The GUI interface and command line interface of SPMF can read text files as input if they have the ".text" extension, since version 2.01 of SPMF and this is totally transparent to the user. This is supported for most sequential pattern mining algorithms and sequential rule mining algorithms. It however is not supported for itemset mining or association rule mining algorithms, for now. In this example, we will describe another possibility. It is to use a TEXT file as input when running an algorithm from the source code. This example explains how to do it and it is quite simple.
But before presenting the example, let's explain a few things about how the TEXT filesupport is implemented in SPMF:
- The TEXT format is only supported for algorithms that take a sequence database as input (most sequential rule and sequential pattern mining algorithm such as CMRules and CM-SPAM).
- To convert a text file in a sequence database, the text is separated by sentence ending by "?", "!" or ".". Then each sentence is viewed as a sequence of words.
- The words in a text files are naturally represented as strings while the SPMF format and algorithms use an integer representation which is much more memory and time efficient for the algorithms concerned. To provide a support for TEXT files while keeping the very efficient integer representation of our algorithms, we decided to implement the support for text files in a way that did not require to modify the source code of the algorithms. The solution is to convert the input before running an algorithm and then, to convert the output.
Having said that, we will now explain how to use the TEXT file format in the source code with an example. We will use the ERMiner algorithm but the steps are the same for the other algorithms. We will first show how to run the ERMiner algorithm if the input file is in SPMF format. Then, we will show how to run the Apriori algorithm if the input is a text file to illustrate the differences.
If the input is in SPMF format
To run ERMiner with a file "contextPrefixSpan.txt" in SPMF format with the parameter minsup = 0.4, the following code is used:
AlgoERMiner algo = new AlgoERMiner();
algo.runAlgorithm(input, output, 3, 0.5);
If the input is a TEXT file
Now let's say that the input file is a text document.
// We first need to convert the input file from TEXT to SPMF format. To do that, we create a sequence database converter. Then we call its method "convertTEXTandReturnMap" to convert the input file to the SPMF format. It produces a converted input file named "example2_converted.arff". Moreover, the conversion method returns a map containing mapping information between the data in ARFF format and the data in SPMF format.
SequenceDatabaseConverter converter = new SequenceDatabaseConverter();
Map<Integer, String> mapping = converter.convertTEXTandReturnMap("example2.text", "example2_converted.txt", Integer.MAX_VALUE);
// Then we run the algorithm with the converted file "example2_converted.txt". This creates a file "output.txt" containing the result.
AlgoERMiner algo = new AlgoERMiner();
algo.runAlgorithm("example2_converted.txt", "output.txt", 3, 0.5);
// Finally, we need to use the mapping to convert the output file so that the result is shown using the words that are found in the TEXT file rather than the integer-based representation used internally by the ERMiner algorithm. This is very simple and performed as follows. The result is a file named "final_output.txt".
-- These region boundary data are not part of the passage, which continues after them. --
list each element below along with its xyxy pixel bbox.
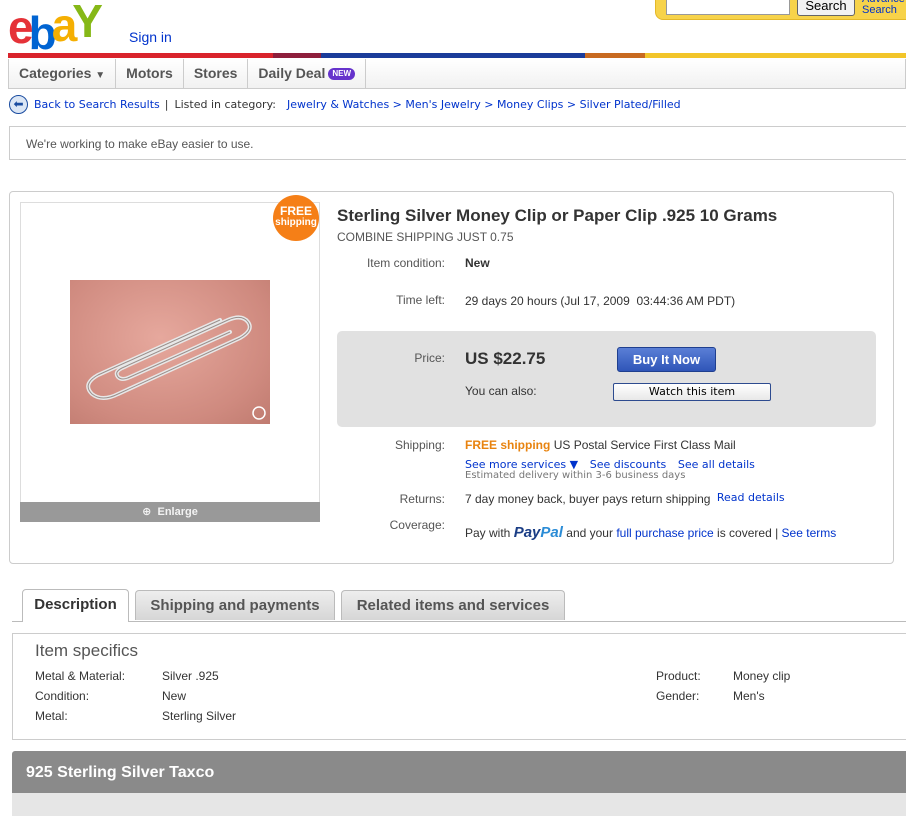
shipping-links: See more services ▼ See discounts See al… [465, 456, 755, 471]
description-header: 925 Sterling Silver Taxco [12, 751, 906, 793]
nav-daily-deal-label: Daily Deal [258, 65, 326, 81]
price-label: Price: [414, 351, 445, 365]
search-button[interactable]: Search [797, 0, 855, 16]
spec-value: Men's [733, 689, 765, 703]
spec-key: Metal: [35, 709, 68, 723]
enlarge-button[interactable]: ⊕ Enlarge [20, 502, 320, 522]
read-details-link[interactable]: Read details [717, 491, 785, 504]
badge-line-1: FREE [279, 204, 312, 218]
category-path-link[interactable]: Jewelry & Watches > Men's Jewelry > Mone… [287, 98, 681, 111]
listed-in-label: Listed in category: [174, 98, 276, 111]
you-can-also-label: You can also: [465, 384, 537, 398]
spec-value: Money clip [733, 669, 791, 683]
sign-in-link[interactable]: Sign in [129, 29, 172, 45]
free-shipping-text: FREE shipping [465, 438, 551, 452]
full-purchase-price-link[interactable]: full purchase price [616, 526, 713, 540]
coverage-pre: Pay with [465, 526, 511, 540]
coverage-mid: and your [566, 526, 613, 540]
logo-letter-a: a [51, 0, 77, 51]
item-subtitle: COMBINE SHIPPING JUST 0.75 [337, 230, 514, 244]
nav-motors[interactable]: Motors [116, 59, 184, 88]
shipping-service: US Postal Service First Class Mail [553, 438, 736, 452]
spec-key: Gender: [656, 689, 700, 703]
back-to-results-link[interactable]: Back to Search Results [34, 98, 160, 111]
nav-stores[interactable]: Stores [184, 59, 249, 88]
shipping-label: Shipping: [394, 438, 445, 452]
coverage-value: Pay with PayPal and your full purchase p… [465, 524, 836, 541]
returns-label: Returns: [399, 492, 445, 506]
spec-key: Metal & Material: [35, 669, 126, 683]
paper-clip-image [86, 315, 266, 420]
spec-value: Sterling Silver [162, 709, 237, 723]
enlarge-label: Enlarge [157, 506, 198, 518]
tab-baseline [12, 621, 906, 622]
free-shipping-badge: FREE shipping [273, 195, 319, 241]
returns-text: 7 day money back, buyer pays return ship… [465, 492, 711, 506]
time-left-label: Time left: [396, 293, 445, 307]
back-arrow-icon[interactable]: ⬅ [9, 95, 28, 114]
zoom-icon: ⊕ [142, 506, 152, 518]
spec-key: Product: [656, 669, 701, 683]
item-photo[interactable] [70, 280, 270, 424]
condition-value: New [465, 256, 490, 270]
watch-item-button[interactable]: Watch this item [613, 383, 771, 401]
item-specifics-panel [12, 633, 906, 740]
search-input[interactable] [666, 0, 790, 15]
price-box [337, 331, 876, 427]
color-stripe [8, 53, 906, 58]
breadcrumb-separator: | [164, 98, 169, 111]
advanced-search-link[interactable]: Advance Search [862, 0, 906, 16]
coverage-label: Coverage: [389, 518, 445, 532]
price-value: US $22.75 [465, 349, 546, 368]
logo-letter-e: e [8, 1, 33, 53]
badge-line-2: shipping [275, 217, 317, 228]
chevron-down-icon: ▼ [95, 70, 106, 81]
nav-daily-deal[interactable]: Daily Deal NEW [248, 59, 367, 88]
description-body [12, 793, 906, 816]
new-badge: NEW [328, 68, 356, 81]
condition-label: Item condition: [366, 256, 445, 270]
tab-shipping-payments[interactable]: Shipping and payments [135, 590, 335, 620]
logo-letter-y: Y [72, 0, 103, 47]
item-title: Sterling Silver Money Clip or Paper Clip… [337, 206, 778, 225]
tab-related-items[interactable]: Related items and services [341, 590, 565, 620]
ebay-logo[interactable]: ebaY [8, 0, 126, 59]
buy-it-now-button[interactable]: Buy It Now [617, 347, 716, 372]
tab-description[interactable]: Description [22, 589, 129, 622]
item-specifics-title: Item specifics [35, 641, 138, 660]
nav-categories[interactable]: Categories ▼ [9, 59, 117, 88]
nav-categories-label: Categories [19, 65, 92, 81]
returns-value: 7 day money back, buyer pays return ship… [465, 491, 785, 506]
see-all-details-link[interactable]: See all details [678, 458, 755, 471]
spec-value: Silver .925 [162, 669, 219, 683]
delivery-estimate: Estimated delivery within 3-6 business d… [465, 470, 686, 481]
paypal-logo: PayPal [513, 524, 563, 541]
notice-banner: We're working to make eBay easier to use… [9, 126, 906, 160]
search-panel: Search Advance Search [655, 0, 906, 20]
spec-value: New [162, 689, 187, 703]
time-left-value: 29 days 20 hours (Jul 17, 2009 03:44:36 … [465, 294, 736, 308]
breadcrumb: ⬅ Back to Search Results | Listed in cat… [9, 95, 681, 114]
spec-key: Condition: [35, 689, 90, 703]
coverage-post: is covered | [717, 526, 779, 540]
logo-letter-b: b [28, 7, 57, 59]
nav-bar: Categories ▼ Motors Stores Daily Deal NEW [8, 59, 906, 89]
see-terms-link[interactable]: See terms [782, 526, 837, 540]
shipping-value: FREE shipping US Postal Service First Cl… [465, 438, 736, 452]
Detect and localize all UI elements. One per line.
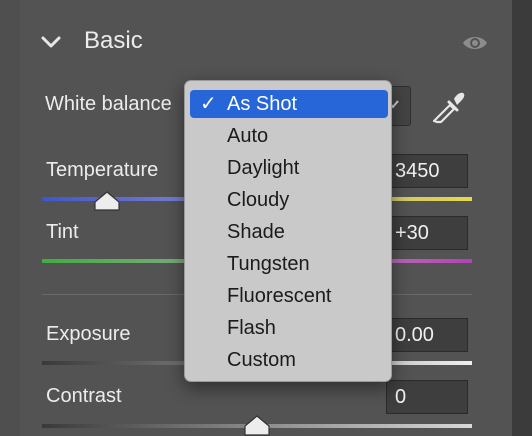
eyedropper-icon[interactable]	[430, 88, 468, 124]
menu-item-fluorescent[interactable]: Fluorescent	[190, 282, 388, 310]
menu-item-as-shot[interactable]: ✓ As Shot	[190, 90, 388, 118]
contrast-label: Contrast	[46, 385, 122, 407]
temperature-label: Temperature	[46, 159, 159, 181]
menu-item-auto[interactable]: Auto	[190, 122, 388, 150]
checkmark-icon: ✓	[200, 93, 217, 115]
contrast-slider-thumb[interactable]	[243, 414, 271, 436]
temperature-value-field[interactable]: 3450	[386, 154, 468, 188]
menu-item-custom[interactable]: Custom	[190, 346, 388, 374]
eye-icon[interactable]	[461, 33, 489, 53]
tint-value-field[interactable]: +30	[386, 216, 468, 250]
tint-label: Tint	[46, 221, 79, 243]
chevron-down-icon[interactable]	[40, 34, 62, 50]
section-title[interactable]: Basic	[84, 27, 143, 55]
white-balance-label: White balance	[45, 93, 172, 115]
temperature-slider-thumb[interactable]	[93, 190, 121, 212]
exposure-label: Exposure	[46, 323, 131, 345]
contrast-value-field[interactable]: 0	[386, 380, 468, 414]
left-gutter	[0, 0, 20, 436]
menu-item-daylight[interactable]: Daylight	[190, 154, 388, 182]
right-gutter	[512, 0, 532, 436]
menu-item-cloudy[interactable]: Cloudy	[190, 186, 388, 214]
menu-item-shade[interactable]: Shade	[190, 218, 388, 246]
exposure-value-field[interactable]: 0.00	[386, 318, 468, 352]
menu-item-label: As Shot	[227, 93, 298, 115]
white-balance-menu: ✓ As Shot Auto Daylight Cloudy Shade Tun…	[184, 80, 392, 382]
menu-item-flash[interactable]: Flash	[190, 314, 388, 342]
menu-item-tungsten[interactable]: Tungsten	[190, 250, 388, 278]
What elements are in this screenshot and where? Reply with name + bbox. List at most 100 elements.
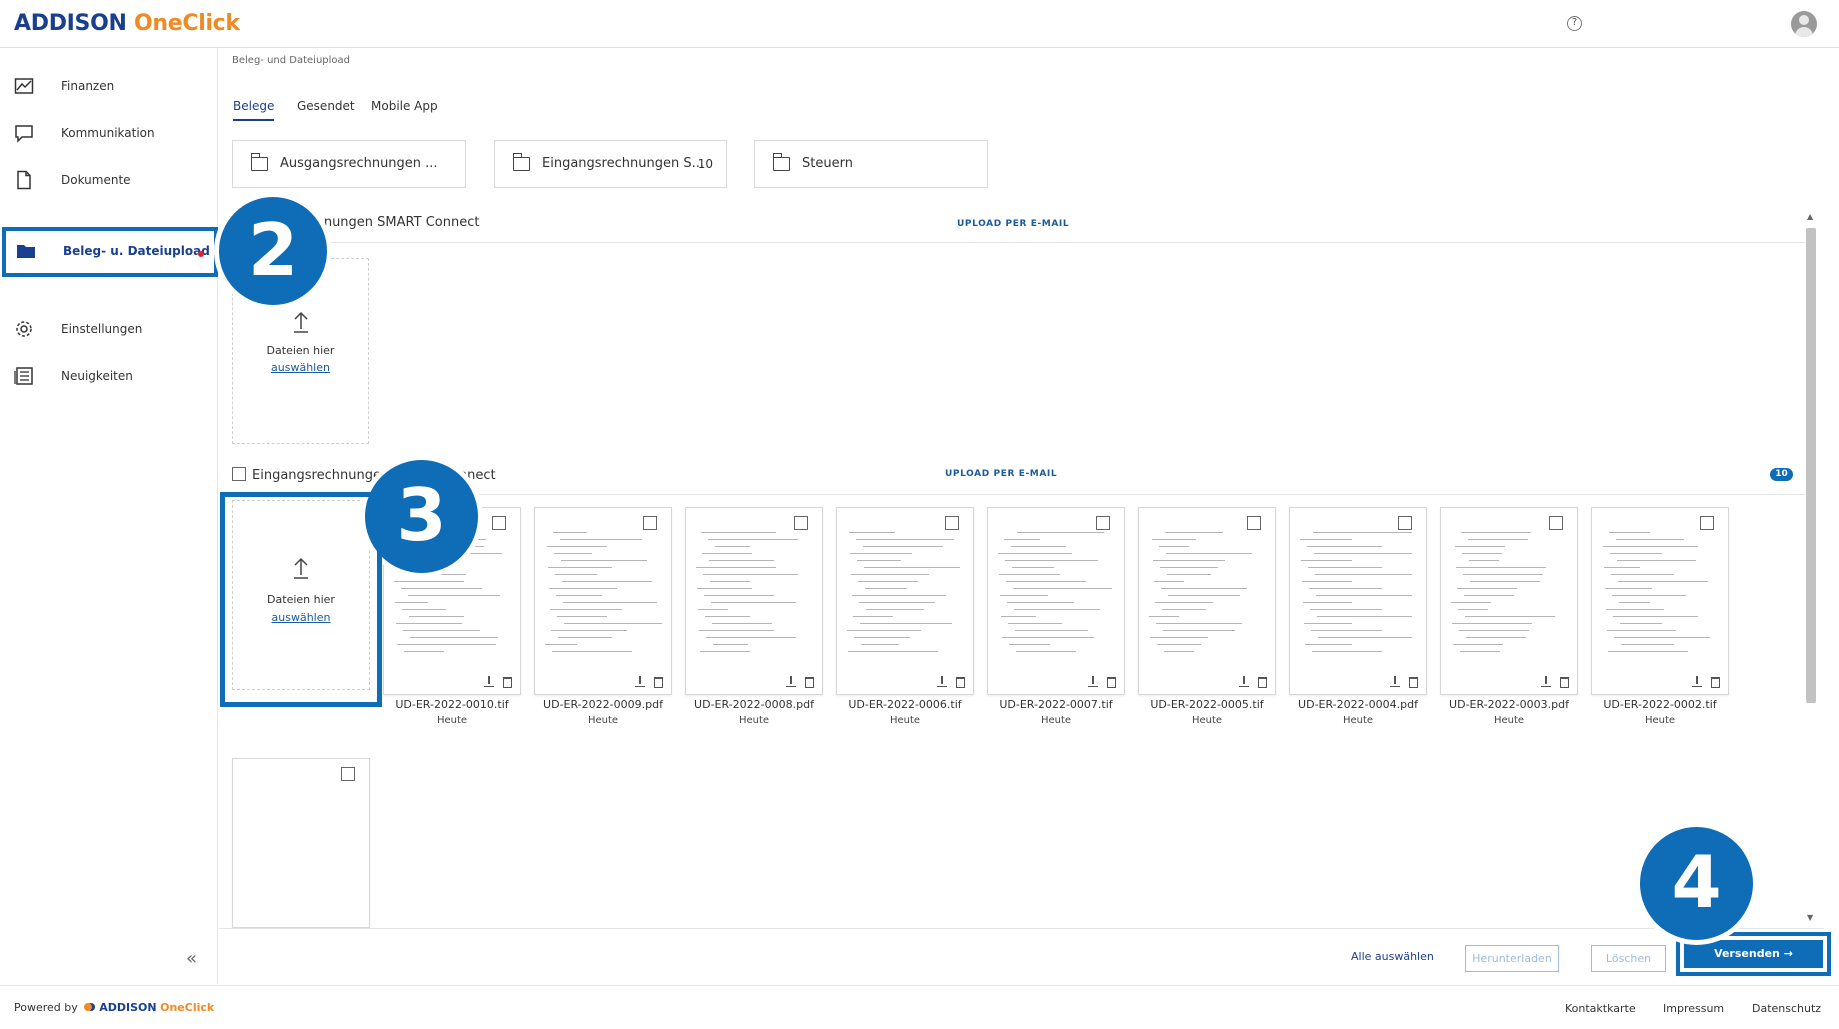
trash-icon[interactable]	[503, 677, 512, 688]
doc-line	[1167, 574, 1211, 575]
scroll-down-icon[interactable]: ▼	[1807, 913, 1813, 922]
footer-brand-addison: ADDISON	[99, 1001, 157, 1014]
upload-per-email-link[interactable]: UPLOAD PER E-MAIL	[945, 469, 1057, 479]
doc-line	[395, 602, 428, 603]
file-checkbox[interactable]	[1700, 516, 1714, 530]
doc-line	[700, 651, 750, 652]
trash-icon[interactable]	[1107, 677, 1116, 688]
file-card[interactable]	[534, 507, 672, 695]
doc-line	[713, 644, 748, 645]
document-thumbnail	[696, 518, 806, 668]
footer-link-impressum[interactable]: Impressum	[1663, 1002, 1724, 1015]
select-all-link[interactable]: Alle auswählen	[1351, 950, 1434, 963]
scrollbar-thumb[interactable]	[1806, 228, 1816, 703]
tab-gesendet[interactable]: Gesendet	[297, 99, 355, 113]
avatar[interactable]	[1791, 11, 1817, 37]
news-icon	[14, 367, 33, 385]
file-card[interactable]	[232, 758, 370, 928]
file-card[interactable]	[685, 507, 823, 695]
file-checkbox[interactable]	[794, 516, 808, 530]
sidebar-item-kommunikation[interactable]: Kommunikation	[0, 109, 218, 159]
select-section-checkbox[interactable]	[232, 467, 246, 481]
doc-line	[861, 644, 899, 645]
trash-icon[interactable]	[1409, 677, 1418, 688]
file-card[interactable]	[836, 507, 974, 695]
file-checkbox[interactable]	[492, 516, 506, 530]
file-checkbox[interactable]	[1549, 516, 1563, 530]
action-bar: Alle auswählen Herunterladen Löschen	[219, 928, 1824, 984]
help-icon[interactable]: ?	[1567, 16, 1582, 31]
file-card[interactable]	[1138, 507, 1276, 695]
doc-line	[858, 581, 918, 582]
tab-belege[interactable]: Belege	[233, 99, 275, 121]
download-icon[interactable]	[1390, 676, 1400, 687]
download-icon[interactable]	[484, 676, 494, 687]
download-icon[interactable]	[786, 676, 796, 687]
file-card[interactable]	[1591, 507, 1729, 695]
doc-line	[1463, 574, 1543, 575]
doc-line	[408, 595, 500, 596]
file-date: Heute	[1493, 715, 1525, 726]
doc-line	[1620, 623, 1662, 624]
doc-line	[1613, 616, 1698, 617]
file-checkbox[interactable]	[1398, 516, 1412, 530]
sidebar-item-dokumente[interactable]: Dokumente	[0, 156, 218, 206]
trash-icon[interactable]	[1711, 677, 1720, 688]
file-card[interactable]	[987, 507, 1125, 695]
sidebar-item-finanzen[interactable]: Finanzen	[0, 62, 218, 112]
file-name: UD-ER-2022-0004.pdf	[1298, 698, 1418, 711]
doc-line	[1308, 567, 1382, 568]
trash-icon[interactable]	[956, 677, 965, 688]
doc-line	[552, 651, 632, 652]
scroll-up-icon[interactable]: ▲	[1807, 212, 1813, 221]
download-icon[interactable]	[1239, 676, 1249, 687]
upload-per-email-link[interactable]: UPLOAD PER E-MAIL	[957, 219, 1069, 229]
folder-count: 10	[697, 157, 713, 171]
doc-line	[859, 602, 935, 603]
download-icon[interactable]	[937, 676, 947, 687]
tab-mobile-app[interactable]: Mobile App	[371, 99, 438, 113]
file-checkbox[interactable]	[643, 516, 657, 530]
doc-line	[551, 630, 627, 631]
file-card[interactable]	[1440, 507, 1578, 695]
delete-button[interactable]: Löschen	[1591, 945, 1666, 972]
file-checkbox[interactable]	[1247, 516, 1261, 530]
select-files-link[interactable]: auswählen	[233, 361, 368, 374]
doc-line	[1609, 532, 1650, 533]
download-icon[interactable]	[1088, 676, 1098, 687]
file-checkbox[interactable]	[341, 767, 355, 781]
file-name: UD-ER-2022-0002.tif	[1603, 698, 1717, 711]
trash-icon[interactable]	[654, 677, 663, 688]
folder-ausgangsrechnungen[interactable]: Ausgangsrechnungen ...	[232, 140, 466, 188]
app-logo[interactable]: ADDISON OneClick	[14, 11, 240, 36]
sidebar-item-neuigkeiten[interactable]: Neuigkeiten	[0, 352, 218, 402]
footer: Powered by ADDISON OneClick Kontaktkarte…	[0, 985, 1839, 1029]
file-checkbox[interactable]	[1096, 516, 1110, 530]
sidebar-item-einstellungen[interactable]: Einstellungen	[0, 305, 218, 355]
download-button[interactable]: Herunterladen	[1465, 945, 1559, 972]
folder-steuern[interactable]: Steuern	[754, 140, 988, 188]
doc-line	[1607, 630, 1676, 631]
doc-line	[1163, 630, 1235, 631]
doc-line	[1012, 567, 1054, 568]
file-checkbox[interactable]	[945, 516, 959, 530]
collapse-sidebar-icon[interactable]: «	[186, 948, 197, 969]
sidebar-item-belegupload[interactable]: Beleg- u. Dateiupload	[2, 227, 218, 277]
trash-icon[interactable]	[805, 677, 814, 688]
trash-icon[interactable]	[1258, 677, 1267, 688]
folder-eingangsrechnungen[interactable]: Eingangsrechnungen S... 10	[494, 140, 727, 188]
doc-line	[704, 595, 774, 596]
download-icon[interactable]	[1692, 676, 1702, 687]
doc-line	[1149, 616, 1179, 617]
doc-line	[401, 588, 482, 589]
folder-label: Eingangsrechnungen S...	[542, 156, 704, 171]
trash-icon[interactable]	[1560, 677, 1569, 688]
doc-line	[1016, 651, 1076, 652]
footer-link-datenschutz[interactable]: Datenschutz	[1752, 1002, 1821, 1015]
download-icon[interactable]	[1541, 676, 1551, 687]
footer-link-kontaktkarte[interactable]: Kontaktkarte	[1565, 1002, 1636, 1015]
download-icon[interactable]	[635, 676, 645, 687]
doc-line	[1618, 581, 1708, 582]
file-card[interactable]	[1289, 507, 1427, 695]
doc-line	[1004, 539, 1040, 540]
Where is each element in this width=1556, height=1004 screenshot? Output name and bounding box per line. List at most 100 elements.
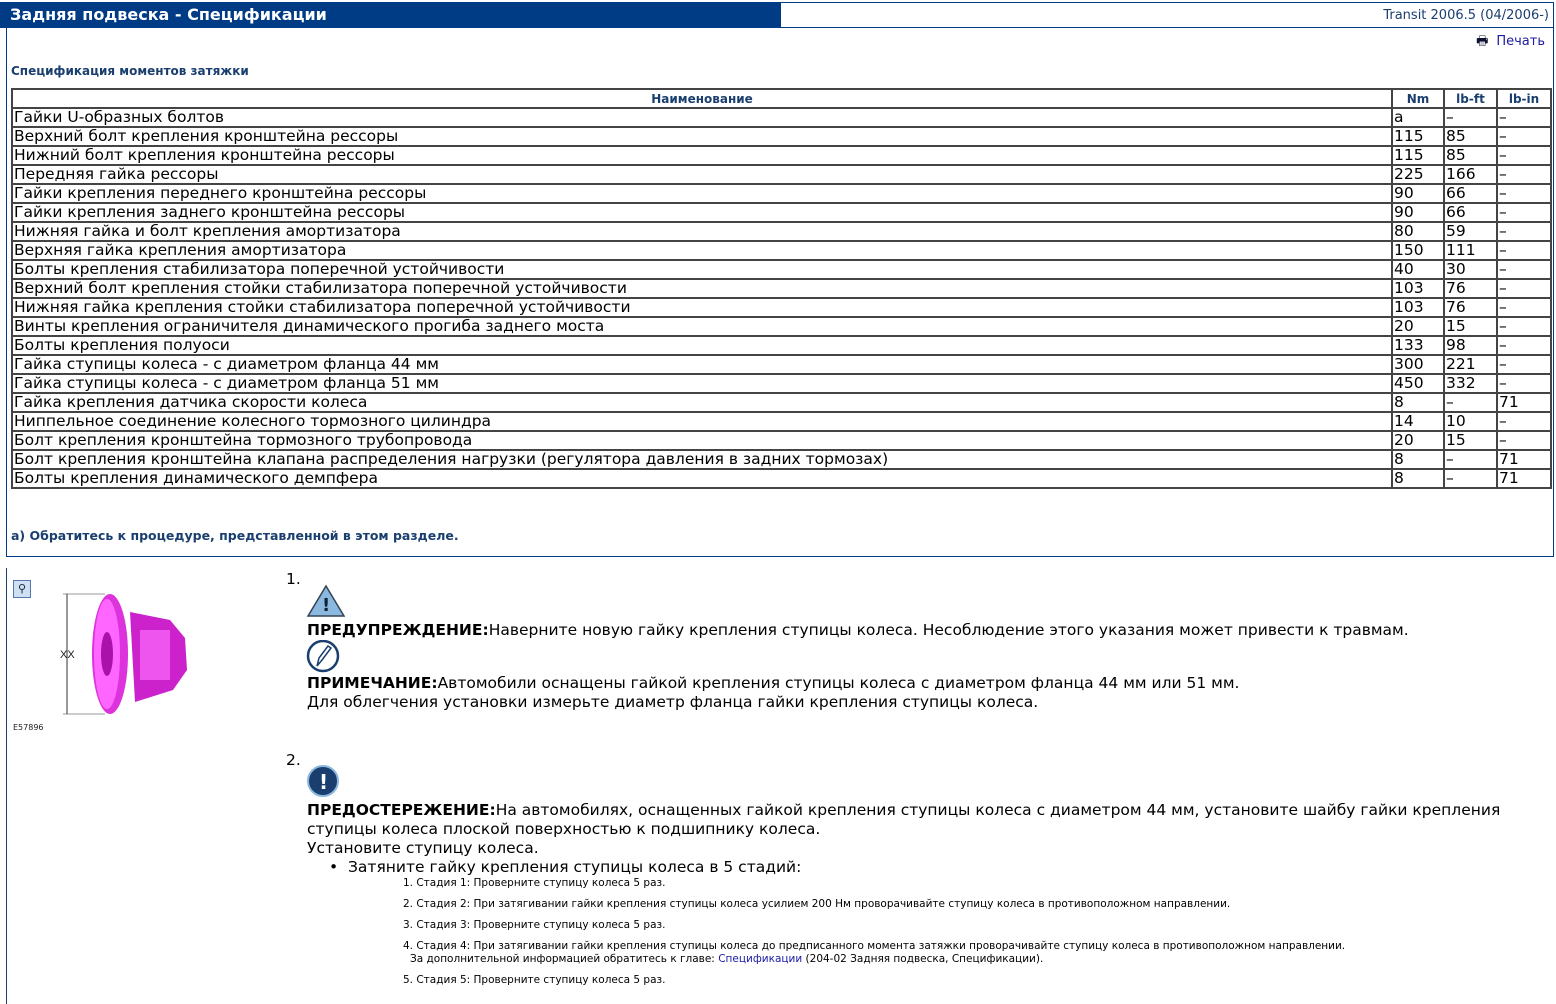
cell-lbin: – (1496, 202, 1552, 223)
cell-nm: 150 (1391, 240, 1445, 261)
table-row: Болт крепления кронштейна тормозного тру… (11, 430, 1552, 451)
cell-name: Нижняя гайка и болт крепления амортизато… (11, 221, 1393, 242)
cell-name: Болты крепления полуоси (11, 335, 1393, 356)
substep-2: 2. Стадия 2: При затягивании гайки крепл… (403, 898, 1231, 910)
cell-lbft: 30 (1443, 259, 1498, 280)
cell-lbin: – (1496, 411, 1552, 432)
zoom-image-icon[interactable]: ⚲ (13, 580, 31, 598)
cell-lbft: 85 (1443, 126, 1498, 147)
substep-4: 4. Стадия 4: При затягивании гайки крепл… (403, 940, 1346, 952)
cell-lbft: 66 (1443, 183, 1498, 204)
table-row: Гайки крепления переднего кронштейна рес… (11, 183, 1552, 204)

ResultConverter converter2 = new ResultConverter();
converter2.convert(mapping, "output.txt", "final_output.txt");
What is the cost of using a TEXT file in terms of performance? The only additional cost when using a text file is the cost of converting the input and output files, which is generally much smaller than the cost of performing data mining. In the future, we plan to add support for SQL databases, Excel files and other formats by using a similar conversion mechanism that does not affect the performance of the mining phase. We also plan to add support for the visualizations of patterns.